図7.NI PXIe-1085シャーシとNI PXIe-8135組込コントローラのシステムスループットレート
高性能バスを使用しても、多くのアプリケーションは一時的にデータを保存し、高速オシロスコープのフルサンプリングレートに対応するのに、やはり大容量オンボードメモリを必要とします。大容量オンボードメモリを使用することで、デジタイザの最大レートでサンプリングが可能になり、データをローカルに保存して集録が完了した時点でホストコンピュータにデータを転送します。また大容量オンボードメモリのオシロスコープは、最大サンプリングレートを長時間保持できるため、集録時間の枠が広がります。 NI PXIe-5162 5 GS/sオシロスコープなどのNI PXI Expressオシロスコープには、チャンネルあたり1 GBのメモリが備わっており、最大サンプリングレートで実行している際の集録時間を最適化します。
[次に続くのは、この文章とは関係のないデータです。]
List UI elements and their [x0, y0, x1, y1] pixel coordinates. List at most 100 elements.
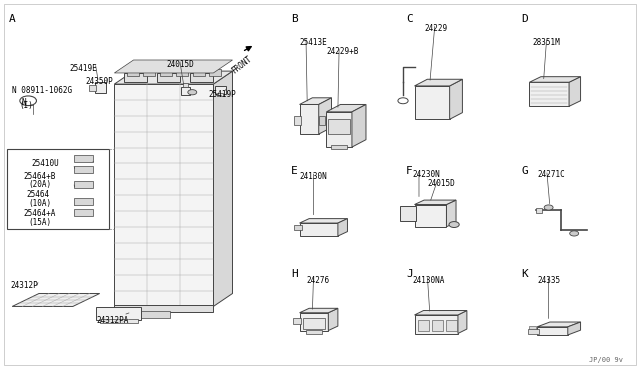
Text: 24312P: 24312P [10, 280, 38, 289]
Bar [447, 320, 457, 331]
Text: 24312PA: 24312PA [97, 317, 129, 326]
Bar [303, 318, 325, 329]
Text: A: A [8, 14, 15, 24]
Polygon shape [338, 219, 348, 236]
Text: 24015D: 24015D [167, 60, 195, 69]
Bar [214, 86, 226, 94]
Polygon shape [447, 200, 456, 227]
Polygon shape [458, 311, 467, 334]
Text: 24271C: 24271C [537, 170, 565, 179]
Bar [415, 205, 447, 227]
Polygon shape [213, 71, 232, 307]
Text: 24350P: 24350P [85, 77, 113, 86]
Text: (10A): (10A) [28, 199, 51, 208]
Text: 24015D: 24015D [428, 179, 455, 187]
Bar [160, 69, 172, 76]
Bar [74, 209, 93, 216]
Bar [293, 318, 301, 324]
Text: B: B [291, 14, 298, 24]
Text: N: N [22, 98, 26, 107]
Text: (20A): (20A) [28, 180, 51, 189]
Text: E: E [291, 166, 298, 176]
Polygon shape [415, 311, 467, 315]
Text: 24229: 24229 [424, 24, 447, 33]
Polygon shape [326, 105, 366, 112]
Text: FRONT: FRONT [229, 54, 253, 76]
Bar [74, 155, 93, 162]
Text: 24335: 24335 [537, 276, 560, 285]
Text: 25464: 25464 [26, 190, 49, 199]
Polygon shape [115, 71, 232, 84]
Bar [527, 329, 539, 334]
Bar [326, 112, 352, 147]
Bar [180, 87, 190, 95]
Text: 24276: 24276 [306, 276, 329, 285]
Polygon shape [115, 60, 232, 73]
Bar [419, 320, 429, 331]
Bar [100, 319, 138, 323]
Circle shape [398, 98, 408, 104]
Bar [300, 313, 328, 331]
Bar [209, 69, 221, 76]
Bar [127, 69, 139, 76]
Bar [143, 69, 155, 76]
Text: 28351M: 28351M [532, 38, 561, 48]
Text: 25419P: 25419P [208, 90, 236, 99]
Bar [182, 83, 188, 87]
Polygon shape [529, 77, 580, 82]
Bar [415, 315, 458, 334]
Bar [529, 327, 536, 329]
Bar [74, 198, 93, 205]
Text: (15A): (15A) [28, 218, 51, 227]
Polygon shape [569, 77, 580, 106]
Polygon shape [328, 308, 338, 331]
Bar [537, 327, 568, 335]
Polygon shape [352, 105, 366, 147]
Bar [120, 311, 170, 318]
Text: 25464+B: 25464+B [23, 172, 56, 181]
Bar [529, 82, 569, 106]
Bar [306, 330, 322, 334]
Bar [332, 145, 348, 149]
Circle shape [449, 222, 460, 228]
Text: K: K [521, 269, 528, 279]
Polygon shape [415, 79, 463, 86]
Polygon shape [568, 322, 580, 335]
Text: 24229+B: 24229+B [326, 47, 359, 56]
Polygon shape [300, 219, 348, 223]
Polygon shape [537, 322, 580, 327]
Polygon shape [300, 308, 338, 313]
Bar [115, 305, 213, 312]
Text: C: C [406, 14, 413, 24]
Bar [193, 69, 205, 76]
Bar [74, 181, 93, 188]
Text: 24130N: 24130N [300, 172, 327, 181]
Text: 25413E: 25413E [300, 38, 327, 47]
Text: D: D [521, 14, 528, 24]
Bar [433, 320, 443, 331]
Text: 24230N: 24230N [413, 170, 440, 179]
Bar [294, 225, 302, 231]
Bar [319, 116, 325, 125]
Bar [415, 86, 450, 119]
Circle shape [570, 231, 579, 236]
Bar [216, 93, 223, 96]
Text: H: H [291, 269, 298, 279]
Bar [124, 73, 147, 82]
Bar [190, 73, 213, 82]
Text: (I): (I) [20, 101, 34, 110]
Text: JP/00 9v: JP/00 9v [589, 357, 623, 363]
Text: 24130NA: 24130NA [413, 276, 445, 285]
Polygon shape [12, 294, 100, 307]
Polygon shape [415, 200, 456, 205]
Bar [300, 105, 319, 134]
Text: 25464+A: 25464+A [23, 209, 56, 218]
Polygon shape [300, 98, 332, 105]
Circle shape [188, 90, 196, 95]
Text: G: G [521, 166, 528, 176]
Bar [95, 82, 106, 93]
Text: 25419E: 25419E [70, 64, 97, 73]
Circle shape [544, 205, 553, 210]
Bar [157, 73, 180, 82]
Text: N 08911-1062G: N 08911-1062G [12, 86, 72, 95]
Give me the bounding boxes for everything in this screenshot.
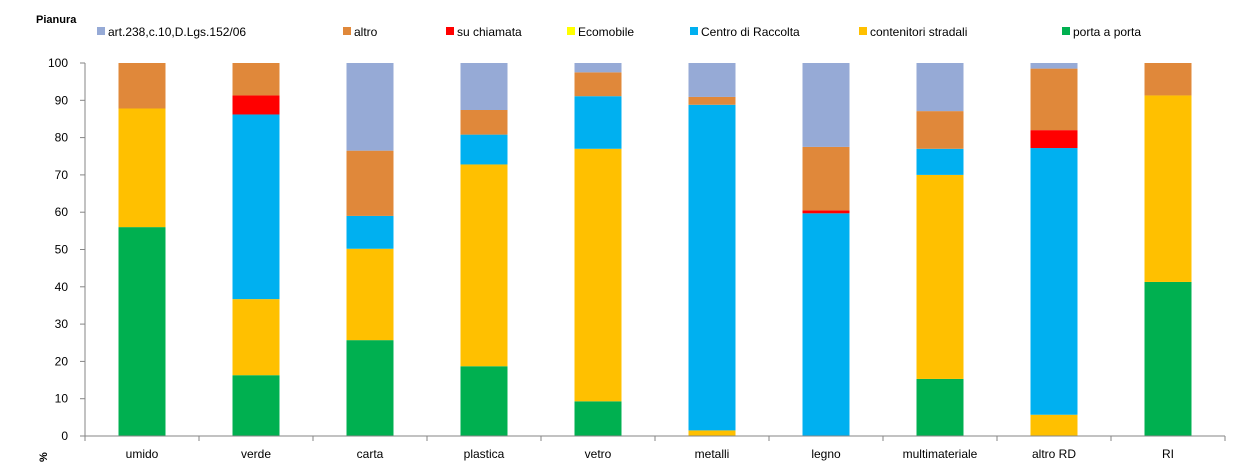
x-tick-label: carta xyxy=(357,447,384,461)
bar-segment xyxy=(574,401,622,436)
bar-segment xyxy=(118,108,166,228)
bar-segment xyxy=(460,134,508,165)
x-tick-label: verde xyxy=(241,447,271,461)
legend-label: art.238,c.10,D.Lgs.152/06 xyxy=(108,25,246,39)
chart-title: Pianura xyxy=(36,14,77,26)
y-tick-label: 10 xyxy=(55,392,69,406)
bar-segment xyxy=(916,148,964,175)
bar-segment xyxy=(118,63,166,109)
bar-segment xyxy=(1144,63,1192,96)
bar-segment xyxy=(1030,414,1078,436)
bar-segment xyxy=(802,213,850,436)
bar-segment xyxy=(916,63,964,112)
legend-swatch xyxy=(859,27,867,35)
y-axis-label: % xyxy=(38,452,50,462)
legend: art.238,c.10,D.Lgs.152/06 altro su chiamat… xyxy=(97,25,1141,39)
y-tick-label: 80 xyxy=(55,131,69,145)
bar-segment xyxy=(574,96,622,149)
bar-segment xyxy=(1030,148,1078,415)
legend-label: contenitori stradali xyxy=(870,25,967,39)
bar-segment xyxy=(346,340,394,436)
x-tick-label: umido xyxy=(126,447,159,461)
legend-label: su chiamata xyxy=(457,25,522,39)
y-tick-label: 40 xyxy=(55,280,69,294)
bar-segment xyxy=(346,63,394,151)
legend-label: Centro di Raccolta xyxy=(701,25,800,39)
y-tick-label: 90 xyxy=(55,93,69,107)
bar-segment xyxy=(118,227,166,436)
bar-segment xyxy=(688,104,736,431)
bar-segment xyxy=(232,95,280,115)
x-tick-label: vetro xyxy=(585,447,612,461)
legend-swatch xyxy=(97,27,105,35)
legend-swatch xyxy=(567,27,575,35)
bar-segment xyxy=(346,215,394,249)
bars xyxy=(118,63,1192,436)
y-tick-label: 60 xyxy=(55,205,69,219)
bar-segment xyxy=(346,150,394,216)
bar-segment xyxy=(1030,130,1078,149)
x-tick-label: multimateriale xyxy=(903,447,978,461)
y-tick-label: 70 xyxy=(55,168,69,182)
bar-segment xyxy=(460,164,508,367)
y-tick-label: 0 xyxy=(61,429,68,443)
bar-segment xyxy=(1144,281,1192,436)
legend-swatch xyxy=(1062,27,1070,35)
bar-segment xyxy=(232,114,280,300)
bar-segment xyxy=(346,248,394,341)
bar-segment xyxy=(574,72,622,97)
y-tick-label: 20 xyxy=(55,354,69,368)
bar-segment xyxy=(460,366,508,436)
legend-swatch xyxy=(343,27,351,35)
bar-segment xyxy=(1144,95,1192,282)
x-tick-label: RI xyxy=(1162,447,1174,461)
bar-segment xyxy=(916,111,964,149)
bar-segment xyxy=(688,430,736,436)
bar-segment xyxy=(1030,68,1078,131)
bar-segment xyxy=(802,146,850,211)
bar-segment xyxy=(574,63,622,73)
y-tick-label: 50 xyxy=(55,243,69,257)
legend-label: porta a porta xyxy=(1073,25,1141,39)
legend-swatch xyxy=(446,27,454,35)
y-tick-label: 100 xyxy=(48,56,68,70)
x-tick-label: metalli xyxy=(695,447,730,461)
bar-segment xyxy=(232,63,280,96)
y-tick-label: 30 xyxy=(55,317,69,331)
bar-segment xyxy=(232,299,280,376)
bar-segment xyxy=(232,375,280,436)
bar-segment xyxy=(916,174,964,379)
bar-segment xyxy=(688,63,736,97)
x-tick-label: plastica xyxy=(464,447,505,461)
bar-segment xyxy=(460,109,508,135)
bar-segment xyxy=(574,148,622,402)
bar-segment xyxy=(688,96,736,105)
bar-segment xyxy=(802,63,850,147)
x-tick-label: altro RD xyxy=(1032,447,1076,461)
x-axis: umido verde carta plastica vetro metalli legno… xyxy=(84,435,1226,461)
legend-label: altro xyxy=(354,25,378,39)
legend-label: Ecomobile xyxy=(578,25,634,39)
bar-segment xyxy=(802,210,850,214)
bar-segment xyxy=(916,378,964,436)
bar-segment xyxy=(1030,63,1078,69)
y-axis: 0 10 20 30 40 50 60 70 80 90 100 xyxy=(48,56,86,443)
legend-swatch xyxy=(690,27,698,35)
bar-segment xyxy=(460,63,508,110)
x-tick-label: legno xyxy=(811,447,841,461)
PXIプラットフォームを用いることにより、データ転送だけでなく、複数のテスト装置間の容易なデータやり取り、RAID (Redundant Array of Inexpensive Disks) によるPXIシステムコントローラ上のストレージ容量の増強ができるため、よりコスト効率の良いソリューション構築が可能になります。RAIDは複数のハードドライブ間でデータを分割または複製する大容量記憶方式の一般用語で、多チャンネルアプリケーションに必要な帯域幅とストレージを実現することができます。NIでは、外付けRAIDハードドライブエンクロージャと制御用のインシャーシPXIモジュールをベースにした複数のデータストレージオプションをご用意しています。
図8.NI HDD-8265は24 TBのストレージを備えており、最大750 MB/sでデータ転送が可能です。